Por Bernardo Pilotto* e Tábata Gomes**

No dia 05 de outubro de 2014, após vencer as eleições no primeiro turno, Beto Richa declarou à imprensa que o “melhor estava por vir”. De acordo com ele, depois de 4 anos arrumando as finanças do Estado por conta de uma “herança maldita”, o segundo mandato seria caracterizado por mais investimentos do poder público e pelo cumprimento das promessas realizadas durante a campanha.

Mas essa era apenas mais uma mentira de Beto Richa. De lá pra cá, o que temos visto é o uso de uma suposta “quebradeira” das finanças do estado para justificar a aplicação de políticas neoliberais como aumento de impostos, retirada de direitos e destruição dos serviços públicos. E, mostrando que o corte orçamentário é seletivo, os ajustes são feitos apenas para os “de baixo”. No mesmo momento que discute-se a crise fiscal do Estado, foi aprovada a concessão de auxílio-moradia em diversos órgãos.

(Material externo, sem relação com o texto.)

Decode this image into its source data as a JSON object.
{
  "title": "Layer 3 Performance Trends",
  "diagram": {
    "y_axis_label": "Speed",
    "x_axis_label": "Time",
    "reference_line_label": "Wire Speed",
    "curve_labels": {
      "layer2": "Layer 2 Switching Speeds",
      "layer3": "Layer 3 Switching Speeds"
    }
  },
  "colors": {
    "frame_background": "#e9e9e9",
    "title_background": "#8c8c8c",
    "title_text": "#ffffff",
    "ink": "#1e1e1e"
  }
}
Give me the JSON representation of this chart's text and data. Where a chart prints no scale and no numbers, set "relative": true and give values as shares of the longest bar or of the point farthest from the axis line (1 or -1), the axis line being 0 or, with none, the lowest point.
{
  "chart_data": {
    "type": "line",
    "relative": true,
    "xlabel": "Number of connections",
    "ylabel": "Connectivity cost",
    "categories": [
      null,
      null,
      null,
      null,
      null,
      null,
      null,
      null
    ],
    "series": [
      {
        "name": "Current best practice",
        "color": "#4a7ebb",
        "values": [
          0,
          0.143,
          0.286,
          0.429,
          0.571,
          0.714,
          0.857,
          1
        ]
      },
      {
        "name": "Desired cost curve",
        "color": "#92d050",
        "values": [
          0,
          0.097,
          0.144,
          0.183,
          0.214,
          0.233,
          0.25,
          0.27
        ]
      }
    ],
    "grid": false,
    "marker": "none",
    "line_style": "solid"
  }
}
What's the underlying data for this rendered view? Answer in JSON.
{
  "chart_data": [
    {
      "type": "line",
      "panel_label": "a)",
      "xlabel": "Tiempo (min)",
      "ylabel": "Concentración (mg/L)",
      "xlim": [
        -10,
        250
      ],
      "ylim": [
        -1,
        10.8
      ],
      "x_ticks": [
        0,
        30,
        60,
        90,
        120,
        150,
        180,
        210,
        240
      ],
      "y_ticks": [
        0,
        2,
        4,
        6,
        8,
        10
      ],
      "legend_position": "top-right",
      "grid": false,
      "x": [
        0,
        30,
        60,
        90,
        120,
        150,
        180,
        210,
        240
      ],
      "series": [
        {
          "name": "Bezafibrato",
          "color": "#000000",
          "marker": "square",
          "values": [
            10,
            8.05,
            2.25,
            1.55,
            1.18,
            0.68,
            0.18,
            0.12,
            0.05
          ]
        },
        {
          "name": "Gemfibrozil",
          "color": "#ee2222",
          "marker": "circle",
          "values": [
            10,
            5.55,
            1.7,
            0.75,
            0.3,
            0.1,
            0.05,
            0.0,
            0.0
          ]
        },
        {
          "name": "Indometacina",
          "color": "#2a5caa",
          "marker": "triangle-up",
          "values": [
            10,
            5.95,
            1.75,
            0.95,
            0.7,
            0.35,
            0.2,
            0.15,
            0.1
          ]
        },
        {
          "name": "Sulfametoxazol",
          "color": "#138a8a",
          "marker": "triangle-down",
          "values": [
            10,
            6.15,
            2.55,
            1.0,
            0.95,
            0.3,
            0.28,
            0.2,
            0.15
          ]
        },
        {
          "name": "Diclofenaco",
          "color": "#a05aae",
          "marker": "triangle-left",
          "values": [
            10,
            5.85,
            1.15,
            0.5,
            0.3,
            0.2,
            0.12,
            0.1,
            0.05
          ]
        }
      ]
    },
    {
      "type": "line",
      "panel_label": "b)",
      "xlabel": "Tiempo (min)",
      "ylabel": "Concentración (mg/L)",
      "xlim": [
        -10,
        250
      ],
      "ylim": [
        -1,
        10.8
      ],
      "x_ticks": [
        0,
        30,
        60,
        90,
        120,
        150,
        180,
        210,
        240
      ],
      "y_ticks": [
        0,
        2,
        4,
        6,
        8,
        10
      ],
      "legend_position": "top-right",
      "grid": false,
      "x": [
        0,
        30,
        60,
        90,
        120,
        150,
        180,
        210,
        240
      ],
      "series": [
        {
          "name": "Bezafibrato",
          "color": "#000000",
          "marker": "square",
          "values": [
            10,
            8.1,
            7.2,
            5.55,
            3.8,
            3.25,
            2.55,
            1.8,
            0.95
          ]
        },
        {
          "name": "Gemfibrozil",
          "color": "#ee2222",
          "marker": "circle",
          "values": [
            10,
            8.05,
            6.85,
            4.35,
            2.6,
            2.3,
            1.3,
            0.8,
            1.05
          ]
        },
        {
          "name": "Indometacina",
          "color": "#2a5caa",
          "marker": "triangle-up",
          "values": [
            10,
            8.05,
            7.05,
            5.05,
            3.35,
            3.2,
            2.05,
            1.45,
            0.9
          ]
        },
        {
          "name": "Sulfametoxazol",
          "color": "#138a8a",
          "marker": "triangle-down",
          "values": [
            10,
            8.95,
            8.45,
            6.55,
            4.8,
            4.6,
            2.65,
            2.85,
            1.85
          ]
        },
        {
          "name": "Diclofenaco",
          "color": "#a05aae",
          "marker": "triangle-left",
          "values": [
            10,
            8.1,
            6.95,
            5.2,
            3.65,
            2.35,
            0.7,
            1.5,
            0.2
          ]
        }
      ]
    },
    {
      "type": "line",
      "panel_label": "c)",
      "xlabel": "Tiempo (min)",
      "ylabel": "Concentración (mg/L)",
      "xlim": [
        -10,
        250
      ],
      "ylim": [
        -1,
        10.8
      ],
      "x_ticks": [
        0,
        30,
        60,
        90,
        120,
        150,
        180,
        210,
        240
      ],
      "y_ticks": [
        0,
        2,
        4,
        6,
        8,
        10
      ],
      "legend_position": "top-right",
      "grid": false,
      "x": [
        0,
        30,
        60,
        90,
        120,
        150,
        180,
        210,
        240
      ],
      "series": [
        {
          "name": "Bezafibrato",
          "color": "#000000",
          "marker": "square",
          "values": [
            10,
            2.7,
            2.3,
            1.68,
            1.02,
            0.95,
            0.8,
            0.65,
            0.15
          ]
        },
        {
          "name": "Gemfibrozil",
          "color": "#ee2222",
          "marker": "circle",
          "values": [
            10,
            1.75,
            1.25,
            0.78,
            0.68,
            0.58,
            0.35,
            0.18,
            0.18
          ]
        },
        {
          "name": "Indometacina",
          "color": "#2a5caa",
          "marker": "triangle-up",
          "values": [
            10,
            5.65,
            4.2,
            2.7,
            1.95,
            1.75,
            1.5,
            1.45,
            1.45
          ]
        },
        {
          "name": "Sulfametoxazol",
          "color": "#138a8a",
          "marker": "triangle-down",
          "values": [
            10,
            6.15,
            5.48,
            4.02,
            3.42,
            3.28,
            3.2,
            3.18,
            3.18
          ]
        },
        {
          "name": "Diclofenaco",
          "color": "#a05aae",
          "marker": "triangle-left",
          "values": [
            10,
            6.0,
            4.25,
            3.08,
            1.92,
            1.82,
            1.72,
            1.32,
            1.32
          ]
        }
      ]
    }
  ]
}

No caso desse auxílio-moradia, é importante registrar que o valor concedido é mais alto do que a maior parte dos salários dos trabalhadores(as) do serviço público estadual que se encontram em greve. É também fruto da troca de favores entre Poder Executivo (chefiado pelo governador), Poder Legislativo (do qual o Tribunal de Contas do Estado faz parte) e Poder Judiciário (do qual o Tribunal de Justiça faz parte). Vale ainda dizer que os orçamentos do TCE e TJ, que são independentes, foram superavitários nos últimos anos e há indícios que a concessão desse privilégio foi para evitar argumentos de que este dinheiro pudesse ser devolvido ao Poder Executivo para ajudar no saneamento das finanças. Por outro lado, servidores do TJ reclamam da precarização das condições de trabalho, com cortes de funcionários e ausência de materiais básicos.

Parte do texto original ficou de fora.